As a volunteer in South Africa with African Impact, you will directly support one of our initiatives that focus on the sustainable support of local communities or conserving the country’s precious wildlife. Living with our team at one of the program bases (there’s three across South Africa), you’ll work alongside other international volunteers from Monday through Friday, having your weekend free to explore and get up to mischief.
For those looking for a slice of rural, coastal South Africa, let us introduce our Zululand projects, based from the tropical town of St Lucia. We’ve been working in the rural villages here for over ten years and our volunteers have always been an integral part of the community. It’s ideal for those looking to volunteer with children in Africa, as we support a number of day cares that look after orphaned and vulnerable children. We also run a medical program here that sees volunteers working in rural clinics, providing home-based care to home-bound patients, as well as running support groups for those suffering from HIV or AIDS.
If you love the hustle and bustle of city life, our Cape Town projects could be for you.
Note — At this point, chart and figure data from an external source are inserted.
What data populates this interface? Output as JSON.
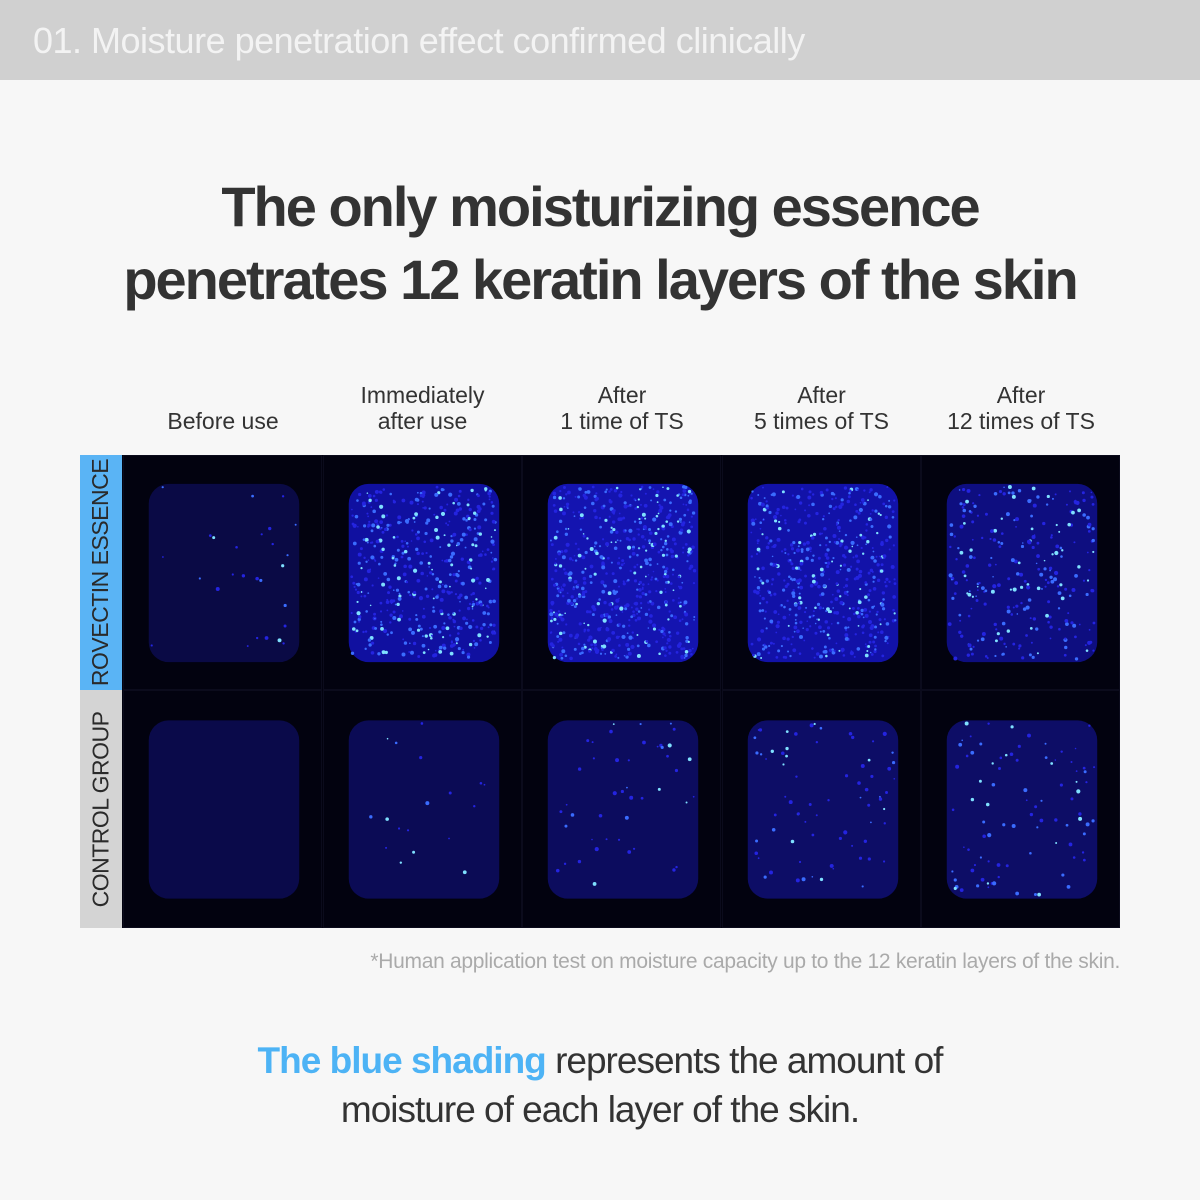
{
  "banner": {
    "title": "01. Moisture penetration effect confirmed clinically"
  },
  "headline": {
    "line1": "The only moisturizing essence",
    "line2": "penetrates 12 keratin layers of the skin"
  },
  "columns": [
    {
      "line1": "",
      "line2": "Before use"
    },
    {
      "line1": "Immediately",
      "line2": "after use"
    },
    {
      "line1": "After",
      "line2": "1 time of TS"
    },
    {
      "line1": "After",
      "line2": "5 times of TS"
    },
    {
      "line1": "After",
      "line2": "12 times of TS"
    }
  ],
  "rows": [
    {
      "label": "ROVECTIN ESSENCE",
      "color": "#5ab4f5"
    },
    {
      "label": "CONTROL GROUP",
      "color": "#d4d4d4"
    }
  ],
  "footnote": "*Human application test on moisture capacity up to the 12 keratin layers of the skin.",
  "caption": {
    "highlight": "The blue shading",
    "rest": " represents the amount of",
    "line2": "moisture of each layer of the skin."
  },
  "colors": {
    "accent": "#4db3f5",
    "banner": "#d0d0d0"
  }
}
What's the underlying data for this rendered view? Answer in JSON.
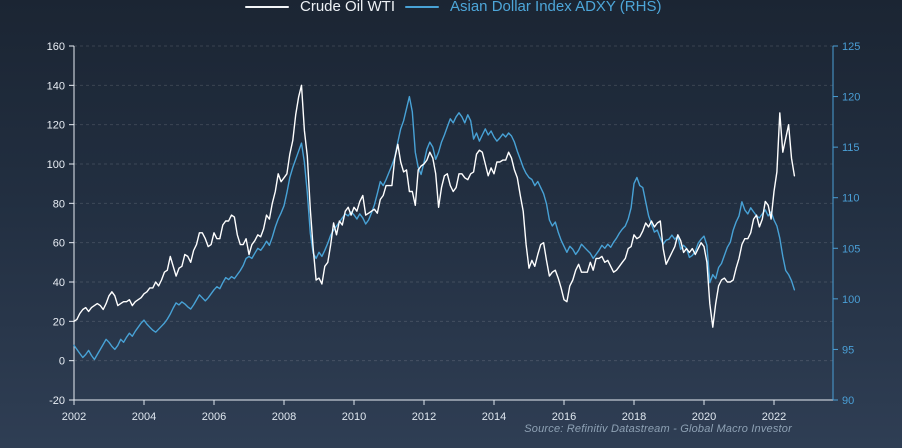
{
  "legend": {
    "items": [
      {
        "label": "Crude Oil WTI",
        "color": "#f2f5f8",
        "text_color": "#eef2f6",
        "swatch_width": 44
      },
      {
        "label": "Asian Dollar Index ADXY (RHS)",
        "color": "#48a2d6",
        "text_color": "#4da6d9",
        "swatch_width": 34
      }
    ]
  },
  "source_note": "Source: Refinitiv Datastream - Global Macro Investor",
  "colors": {
    "background_top": "#1b2533",
    "background_bottom": "#2f3e54",
    "left_axis": "#e8edf4",
    "right_axis": "#4a9fd6",
    "x_labels": "#dfe7ef",
    "grid": "rgba(255,255,255,0.13)"
  },
  "chart_data": {
    "type": "line",
    "title": "",
    "x_start_year": 2002,
    "points_per_year": 12,
    "x_ticks": [
      2002,
      2004,
      2006,
      2008,
      2010,
      2012,
      2014,
      2016,
      2018,
      2020,
      2022
    ],
    "left_axis": {
      "range": [
        -20,
        160
      ],
      "ticks": [
        160,
        140,
        120,
        100,
        80,
        60,
        40,
        20,
        0,
        -20
      ]
    },
    "right_axis": {
      "range": [
        90,
        125
      ],
      "ticks": [
        125,
        120,
        115,
        110,
        105,
        100,
        95,
        90
      ]
    },
    "grid": "dashed horizontal at left-axis ticks",
    "legend_position": "top",
    "series": [
      {
        "name": "Crude Oil WTI",
        "axis": "left",
        "color": "#ffffff",
        "values": [
          20,
          21,
          24,
          26,
          27,
          25,
          27,
          28,
          29,
          28,
          26,
          29,
          33,
          35,
          33,
          28,
          29,
          30,
          30,
          31,
          28,
          30,
          31,
          32,
          34,
          35,
          37,
          37,
          40,
          38,
          41,
          45,
          46,
          53,
          48,
          43,
          47,
          48,
          54,
          53,
          50,
          56,
          59,
          65,
          65,
          62,
          58,
          59,
          65,
          62,
          62,
          69,
          71,
          71,
          74,
          73,
          64,
          59,
          59,
          62,
          54,
          59,
          61,
          64,
          63,
          67,
          74,
          72,
          80,
          86,
          95,
          91,
          93,
          95,
          105,
          112,
          125,
          134,
          140,
          117,
          104,
          77,
          57,
          41,
          42,
          39,
          48,
          50,
          59,
          70,
          64,
          71,
          69,
          76,
          78,
          74,
          78,
          76,
          81,
          84,
          74,
          75,
          76,
          77,
          75,
          82,
          84,
          89,
          89,
          89,
          103,
          110,
          101,
          96,
          97,
          86,
          86,
          79,
          97,
          99,
          100,
          102,
          106,
          103,
          95,
          78,
          88,
          94,
          95,
          89,
          86,
          88,
          95,
          95,
          93,
          92,
          95,
          96,
          105,
          107,
          106,
          100,
          94,
          98,
          95,
          101,
          101,
          102,
          102,
          106,
          103,
          97,
          93,
          84,
          76,
          59,
          47,
          51,
          48,
          54,
          59,
          60,
          51,
          43,
          45,
          46,
          42,
          37,
          31,
          30,
          38,
          41,
          46,
          49,
          45,
          45,
          45,
          50,
          46,
          52,
          52,
          53,
          50,
          51,
          48,
          45,
          46,
          48,
          50,
          52,
          57,
          58,
          64,
          62,
          63,
          66,
          70,
          68,
          71,
          68,
          70,
          71,
          57,
          49,
          52,
          55,
          58,
          64,
          61,
          55,
          57,
          55,
          57,
          54,
          57,
          60,
          58,
          50,
          29,
          17,
          29,
          38,
          41,
          42,
          40,
          40,
          41,
          47,
          52,
          59,
          62,
          62,
          65,
          72,
          74,
          68,
          72,
          81,
          79,
          72,
          86,
          96,
          126,
          106,
          113,
          120,
          103,
          94
        ]
      },
      {
        "name": "Asian Dollar Index ADXY (RHS)",
        "axis": "right",
        "color": "#48a2d6",
        "values": [
          95.4,
          95.0,
          94.6,
          94.2,
          94.5,
          94.9,
          94.4,
          94.0,
          94.5,
          95.0,
          95.5,
          96.0,
          95.7,
          95.3,
          95.0,
          95.4,
          96.0,
          95.7,
          96.2,
          96.6,
          96.3,
          96.8,
          97.2,
          97.6,
          97.9,
          97.5,
          97.2,
          96.9,
          96.7,
          97.0,
          97.3,
          97.6,
          98.0,
          98.5,
          99.1,
          99.6,
          99.4,
          99.7,
          99.5,
          99.2,
          99.0,
          99.4,
          99.9,
          100.4,
          100.1,
          99.8,
          100.1,
          100.5,
          100.9,
          101.2,
          101.0,
          101.6,
          102.1,
          101.9,
          102.2,
          102.0,
          102.4,
          102.8,
          103.3,
          104.0,
          104.2,
          104.0,
          104.5,
          105.0,
          104.8,
          105.2,
          105.7,
          105.3,
          106.1,
          107.1,
          107.9,
          108.5,
          109.2,
          110.5,
          112.0,
          113.0,
          113.8,
          114.6,
          115.4,
          113.5,
          110.5,
          106.5,
          104.5,
          104.0,
          104.6,
          104.2,
          104.8,
          105.5,
          106.3,
          106.8,
          107.2,
          107.6,
          108.0,
          108.4,
          108.2,
          108.6,
          108.3,
          107.9,
          108.4,
          108.0,
          107.4,
          107.8,
          108.5,
          109.3,
          110.4,
          111.6,
          111.2,
          111.8,
          112.5,
          113.2,
          114.0,
          115.5,
          116.8,
          117.6,
          118.8,
          120.0,
          118.5,
          114.5,
          113.0,
          112.3,
          113.5,
          114.8,
          115.5,
          115.0,
          113.8,
          114.5,
          115.5,
          116.2,
          117.0,
          117.8,
          117.4,
          118.0,
          118.4,
          118.0,
          117.4,
          118.2,
          117.6,
          115.8,
          116.4,
          115.6,
          116.2,
          116.8,
          116.2,
          116.6,
          116.0,
          115.6,
          115.9,
          116.3,
          116.0,
          116.4,
          116.1,
          115.5,
          114.6,
          113.8,
          113.0,
          112.4,
          112.0,
          111.8,
          111.2,
          111.6,
          111.0,
          110.4,
          109.4,
          107.8,
          107.2,
          107.6,
          106.6,
          105.8,
          105.2,
          104.6,
          105.2,
          104.9,
          104.4,
          104.8,
          105.4,
          105.1,
          104.8,
          104.5,
          104.0,
          104.4,
          104.8,
          105.3,
          105.0,
          105.4,
          105.1,
          105.6,
          106.0,
          106.5,
          106.9,
          107.2,
          107.9,
          109.0,
          111.4,
          112.0,
          111.2,
          111.0,
          109.6,
          108.2,
          107.4,
          106.6,
          106.8,
          106.0,
          105.4,
          105.8,
          105.9,
          106.3,
          105.9,
          106.2,
          104.9,
          105.3,
          105.0,
          104.1,
          104.3,
          104.7,
          105.5,
          105.9,
          106.2,
          105.3,
          101.6,
          102.4,
          102.0,
          103.1,
          103.5,
          104.3,
          105.1,
          105.6,
          106.8,
          107.6,
          108.2,
          109.6,
          108.8,
          108.4,
          109.0,
          108.6,
          108.2,
          108.0,
          108.4,
          108.8,
          108.2,
          108.6,
          107.8,
          107.2,
          106.0,
          104.2,
          102.8,
          102.4,
          101.8,
          100.9
        ]
      }
    ],
    "source": "Source: Refinitiv Datastream - Global Macro Investor"
  }
}
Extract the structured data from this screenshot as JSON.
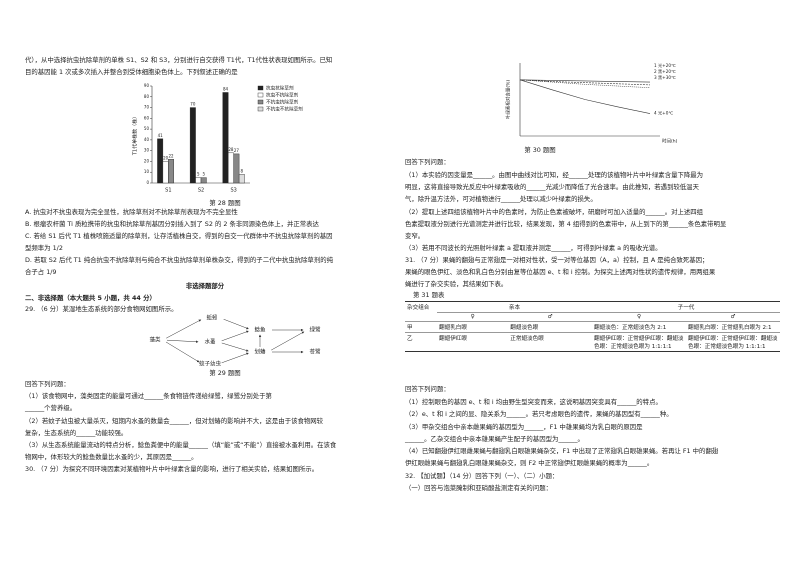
{
  "left": {
    "intro": [
      "代），从中选择抗虫抗除草剂的单株 S1、S2 和 S3，分别进行自交获得 T1代，T1代性状表现如图所示。已知",
      "目的基因能 1 次或多次插入并整合到受体细胞染色体上。下列叙述正确的是"
    ],
    "options": [
      "A. 抗虫对不抗虫表现为完全显性，抗除草剂对不抗除草剂表现为不完全显性",
      "B. 根瘤农杆菌 Ti 质粒携带的抗虫和抗除草剂基因分别插入到了 S2 的 2 条非同源染色体上，并正常表达",
      "C. 若给 S1 后代 T1 植株喷施适量的除草剂，让存活植株自交，得到的自交一代群体中不抗虫抗除草剂的基因",
      "型频率为 1/2",
      "D. 若取 S2 后代 T1 纯合抗虫不抗除草剂与纯合不抗虫抗除草剂单株杂交，得到的子二代中抗虫抗除草剂的纯",
      "合子占 1/9"
    ],
    "section_title": "非选择题部分",
    "section_heading": "二、非选择题（本大题共 5 小题，共 44 分）",
    "q29": {
      "stem": "29. （6 分）某湿地生态系统的部分食物网如图所示。",
      "nodes": [
        "蚯蚓",
        "藻类",
        "水蚤",
        "蚊子幼虫",
        "鲶鱼",
        "划蝽",
        "绿鹭",
        "苍鹭"
      ],
      "caption": "第 29 题图",
      "prompt": "回答下列问题：",
      "lines": [
        "（1）该食物网中，藻类固定的能量可通过______条食物链传递给绿鹭，绿鹭分别处于第",
        "______个营养级。",
        "（2）若蚊子幼虫被大量杀灭，短期内水蚤的数量会______，但对划蝽的影响并不大，这是由于该食物网较",
        "复杂，生态系统的______功能较强。",
        "（3）从生态系统能量流动的特点分析，鲶鱼粪便中的能量______（填“能”或“不能”）直接被水蚤利用。在该食",
        "物网中，体形较大的鲶鱼数量比水蚤的少，其原因是______。"
      ]
    },
    "q30_stem": "30. （7 分）为探究不同环境因素对某植物叶片中叶绿素含量的影响，进行了相关实验，结果如图所示。"
  },
  "right": {
    "q30": {
      "prompt": "回答下列问题：",
      "lines": [
        "（1）本实验的因变量是______。由图中曲线对比可知，经______处理的该植物叶片中叶绿素含量下降最为",
        "明显，这将直接导致光反应中叶绿素吸收的______光减少而降低了光合速率。由此推知，若遇到较低温天",
        "气，除升温方法外，可对植物进行______处理以减少叶绿素的损失。",
        "（2）提取上述四组该植物叶片中的色素时，为防止色素被破坏，研磨时可加入适量的______。对上述四组",
        "色素提取液分别进行光谱测定并进行比较，结果发现，第 4 组得到的色素带中，从上到下的第______条色素带明显",
        "变窄。",
        "（3）若用不同波长的光照射叶绿素 a 提取液并测定______，可得到叶绿素 a 的吸收光谱。"
      ]
    },
    "q31": {
      "stem": [
        "31. （7 分）果蝇的翻翅与正常翅是一对相对性状，受一对等位基因（A，a）控制，且 A 是纯合致死基因；",
        "果蝇的眼色伊红、淡色和乳白色分别由复等位基因 e、t 和 i 控制。为探究上述两对性状的遗传规律，用两组果",
        "蝇进行了杂交实验，其结果如下表。"
      ],
      "table": {
        "caption": "第 31 题表",
        "header": [
          "杂交组合",
          "亲本",
          "子一代"
        ],
        "subheader": [
          "♀",
          "♂",
          "♀",
          "♂"
        ],
        "rows": [
          [
            "甲",
            "翻翅乳白眼",
            "翻翅淡色眼",
            "翻翅淡色：正常翅淡色为 2:1",
            "翻翅乳白眼：正常翅乳白眼为 2:1"
          ],
          [
            "乙",
            "翻翅伊红眼",
            "正常翅淡色眼",
            "翻翅伊红眼：正常翅伊红眼：翻翅淡色眼：正常翅淡色眼为 1:1:1:1",
            "翻翅伊红眼：正常翅伊红眼：翻翅淡色眼：正常翅淡色眼为 1:1:1:1"
          ]
        ]
      },
      "prompt": "回答下列问题：",
      "lines": [
        "（1）控制眼色的基因 e、t 和 i 均由野生型突变而来，这说明基因突变具有______的特点。",
        "（2）e、t 和 i 之间的显、隐关系为______。若只考虑眼色的遗传，果蝇的基因型有______种。",
        "（3）甲杂交组合中亲本雌果蝇的基因型为______，F1 中雄果蝇均为乳白眼的原因是",
        "______。乙杂交组合中亲本雄果蝇产生配子的基因型为______。",
        "（4）已知翻翅伊红眼雌果蝇与翻翅乳白眼雄果蝇杂交，F1 中出现了正常翅乳白眼雄果蝇。若再让 F1 中的翻翅",
        "伊红眼雌果蝇与翻翅乳白眼雄果蝇杂交，则 F2 中正常翅伊红眼雌果蝇的概率为______。"
      ]
    },
    "q32": [
      "32. 【加试题】（14 分）回答下列（一）、（二）小题：",
      "（一）回答与泡菜腌制和亚硝酸盐测定有关的问题："
    ]
  },
  "chart_data": [
    {
      "type": "bar",
      "caption": "第 28 题图",
      "y_label": "T1代单株数（株）",
      "categories": [
        "S1",
        "S2",
        "S3"
      ],
      "series": [
        {
          "name": "抗虫抗除草剂",
          "color": "#222222",
          "values": [
            41,
            70,
            84
          ]
        },
        {
          "name": "抗虫不抗除草剂",
          "color": "#ffffff",
          "values": [
            20,
            5,
            28
          ]
        },
        {
          "name": "不抗虫抗除草剂",
          "color": "#888888",
          "values": [
            22,
            5,
            27
          ]
        },
        {
          "name": "不抗虫不抗除草剂",
          "color": "#dddddd",
          "values": [
            null,
            null,
            8
          ]
        }
      ],
      "ylim": [
        0,
        90
      ],
      "yticks": [
        0,
        10,
        20,
        30,
        40,
        50,
        60,
        70,
        80,
        90
      ]
    },
    {
      "type": "line",
      "caption": "第 30 题图",
      "y_label": "叶绿素相对含量(%)",
      "x_label": "时间(h)",
      "categories": [
        null,
        null,
        null,
        null,
        null
      ],
      "series": [
        {
          "name": "1 光+20℃",
          "color": "#333333",
          "values": [
            100,
            99,
            98,
            97,
            96
          ]
        },
        {
          "name": "2 黑+20℃",
          "color": "#333333",
          "values": [
            100,
            97,
            95,
            93,
            91
          ]
        },
        {
          "name": "3 黑+30℃",
          "color": "#333333",
          "values": [
            100,
            96,
            92,
            89,
            86
          ]
        },
        {
          "name": "4 光+0℃",
          "color": "#333333",
          "values": [
            100,
            82,
            65,
            52,
            40
          ]
        }
      ],
      "ylim": [
        0,
        130
      ]
    }
  ]
}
We’ve been working in the township communities of Khayelitsha, Red Hill and Langa for over five years, providing effective early childhood development programming and sports coaching, as well as supporting local teachers in their classrooms. More recently, we launched an award-winning girl empowerment initiative to try and reach the girls we work with who are falling behind and are most at-risk from early marriage and pregnancy.
If working with animals in South Africa is more up your street, then look no further than our Greater Kruger Projects. Based from a beautiful lodge on a private game reserve, volunteers focus predominantly on researching the iconic ‘Big Five’ (elephant, lion, rhino, leopard and buffalo), undertaking conservation photography, teaching conservation education and spending almost every day on the back of a safari vehicle. What’s not to love!?
For those looking to spend a little longer abroad, we also run internships in South Africa from all three project bases, varying from social work and gender equality, to field research and wildlife photography. These internships are a truly unique work experience opportunity and offer interns an exceptional level of support, including a personal development coach and academic mentor.